2. Protection Against Misuse: Anti-Jailbreak Detection (Art. 5)
We understand how prompt injection or jailbreak techniques can compromise a conversational model’s behavior. That’s why we’ve developed an advanced Anti-Jailbreak Detection tool that identifies and blocks suspicious or harmful inputs in real time, preventing the chatbot from generating responses that breach company policies or violate regulations.
This functionality reduces the risk of AI manipulation and misuse, protects brand reputation, and supports compliance with Article 5, which prohibits unacceptable use.
3. Integrated Human Oversight (Art. 4 and 26)
Human-in-the-loop is a core principle of our conversational model. That’s why we enable automatic handoff to a human agent when conversations go beyond predefined parameters, real-time monitoring from centralized dashboards, and escalation rules for low, medium, or high-criticality scenarios.
This approach allows businesses to demonstrate active system control while ensuring uninterrupted service, even in sensitive situations.
4. Data Traceability and Security (AI Act and GDPR)
Every interaction handled by our system is logged with timestamps, metadata, and immutable records, ready for internal audits or regulatory requests. The platform includes secret management tools and fine-grained access controls, maintaining data security even in highly regulated environments.
This infrastructure is designed to natively support data governance, eliminating the need for external tools.
What Remains the Deployer’s Responsibility
Using reliable technology is not enough for full AI Act compliance. Responsible system management is also essential. A responsible approach includes clearly informing users they’re interacting with AI, avoiding prohibited uses such as manipulating cognitive vulnerabilities or real-time biometric profiling, and ensuring all involved personnel are properly trained, with active human oversight on critical decisions and continuous performance and risk monitoring.

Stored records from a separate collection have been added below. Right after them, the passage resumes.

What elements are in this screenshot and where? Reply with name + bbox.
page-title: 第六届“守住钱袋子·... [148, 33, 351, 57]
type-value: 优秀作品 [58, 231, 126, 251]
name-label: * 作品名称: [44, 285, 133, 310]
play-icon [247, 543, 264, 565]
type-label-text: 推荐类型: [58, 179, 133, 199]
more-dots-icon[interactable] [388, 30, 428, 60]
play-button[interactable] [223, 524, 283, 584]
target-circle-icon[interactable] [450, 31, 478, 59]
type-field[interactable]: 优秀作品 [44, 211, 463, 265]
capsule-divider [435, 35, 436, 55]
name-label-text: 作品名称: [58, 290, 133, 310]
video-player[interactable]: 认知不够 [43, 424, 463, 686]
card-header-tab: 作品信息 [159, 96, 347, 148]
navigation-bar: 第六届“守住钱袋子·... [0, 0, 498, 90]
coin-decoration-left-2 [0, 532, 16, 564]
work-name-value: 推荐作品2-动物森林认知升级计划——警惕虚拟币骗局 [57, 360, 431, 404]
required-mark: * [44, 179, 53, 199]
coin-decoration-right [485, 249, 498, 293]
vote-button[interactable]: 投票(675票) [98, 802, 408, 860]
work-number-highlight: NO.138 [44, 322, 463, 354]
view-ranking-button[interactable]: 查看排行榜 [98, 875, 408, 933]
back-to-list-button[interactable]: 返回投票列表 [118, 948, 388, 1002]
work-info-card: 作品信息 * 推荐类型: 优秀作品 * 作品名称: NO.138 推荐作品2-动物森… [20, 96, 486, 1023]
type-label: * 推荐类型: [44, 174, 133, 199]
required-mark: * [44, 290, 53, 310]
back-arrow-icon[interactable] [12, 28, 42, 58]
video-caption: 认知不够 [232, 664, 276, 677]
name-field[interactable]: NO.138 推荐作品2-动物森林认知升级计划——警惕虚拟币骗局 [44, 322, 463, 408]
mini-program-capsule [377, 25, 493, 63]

Our platform makes transparency, traceability, and security core components of its architecture, not add-ons. Our goal is to help businesses embrace the AI Act not as a burden, but as an opportunity to build trust, governance, and long-term value.
Complying with the AI Act is more than a regulatory requirement, it’s an opportunity to strengthen governance, trust, and competitiveness. Companies that integrate transparency, oversight, and traceability into their Virtual Assistants today are laying the foundation for a more robust and sustainable digital transformation.
FAQs
Do I need to comply with the AI Act if I only use a virtual assistant for customer care?
Yes. If the assistant interacts directly with users, you must meet at least the transparency obligations. You must clearly inform users they are speaking with AI and monitoring responses to avoid errors or bias.
What if I use a third-party generative AI model?
As the integrator, you’re responsible for verifying the provider’s compliance. You must document the model, track the versions used, and regularly update risk assessments, especially after each model update.
Is indigo.ai’s platform ready to support these requirements?
Yes. Our platform offers built-in tools to ensure transparency, oversight, traceability, and security, helping companies adapt to the AI Act quickly and confidently.